One of my favorite things to do with Flipboard magazines was curating stories for other people, like “Reads Kevin Would Enjoy,” which I filled with stories for my husband. I included an article on flowers that women actually want to receive on Valentine’s Day (hint, hint). And I added stories he’d like reading, like an NPR interview with Benedict Cumberbatch after we saw “The Imitation Game.”
I shared this with him via email; Twitter or Facebook also work via Flipboard for desktop. But to do this, I had to make the magazine publicly visible. In the next couple months, you’ll be able to make magazines that are only visible to the people with whom they’re shared. “Fifty Shades of Grey” bookclubs will appreciate this.
Like Pinterest, Flipboard for the Web has a bookmarklet that you can add to your browser bar. When you’re reading an article or video that you like, tap this button to add it to a magazine for reading later.
Another useful tip: Save flipboard.com to your browser’s bookmark bar. Like all new things, you won’t use it unless you see it every day. When I had this link to Flipboard at the top of my browser window each morning, I opened it and used it more.
If you’d rather not see suggestions for topics you might like in Flipboard, turn them off by going into your profile (top right corner), selecting the “Signed in as __” drop down menu, clicking on Settings and unchecking the box for Content Recommendations.
Currently, you can only flip an article into one of your magazines at a time, which is frustrating if you find a story that would fit well in more than one magazine. Flipboard says it is working on a solution to this, perhaps as soon as this summer.
In the not-so-distant past, people piled their desks with stacks of magazines and newspapers they hoped to read when they had time. The modern-day version of this is saving a bunch of links in a read-it-later app like Instapaper or Pocket, or in the case of Flipboard, flipping a bunch of articles.

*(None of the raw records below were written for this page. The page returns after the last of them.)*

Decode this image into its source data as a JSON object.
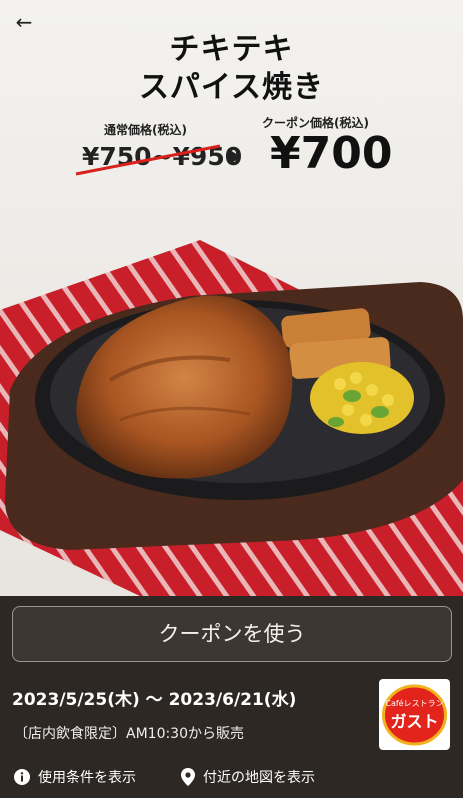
{
  "header": {
    "back_icon": "arrow-left-icon",
    "title_line1": "チキテキ",
    "title_line2": "スパイス焼き"
  },
  "prices": {
    "normal_label": "通常価格(税込)",
    "normal_price": "¥750~¥950",
    "coupon_label": "クーポン価格(税込)",
    "coupon_price": "¥700"
  },
  "coupon": {
    "use_button": "クーポンを使う",
    "period": "2023/5/25(木) 〜 2023/6/21(水)",
    "note": "〔店内飲食限定〕AM10:30から販売"
  },
  "brand": {
    "logo_small": "Caféレストラン",
    "logo_main": "ガスト"
  },
  "footer": {
    "terms_link": "使用条件を表示",
    "map_link": "付近の地図を表示"
  }
}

Flipboard magazines were already addictive, but now this is especially true on the Web, where you have more space to look around and more time to read. A few dozen flips later and your habits backfire, surrounding you with virtual stacks of articles that you may never have time to read.
I recommend alleviating this burden by sharing Flipboard articles with social networks and friends, or creating a magazine to share with someone else.
If you’re a Flipboard user who, like me, has waited for years for this to come to the Web, I can say that you won’t be disappointed. For new users, I recommend adding this tab to your browser.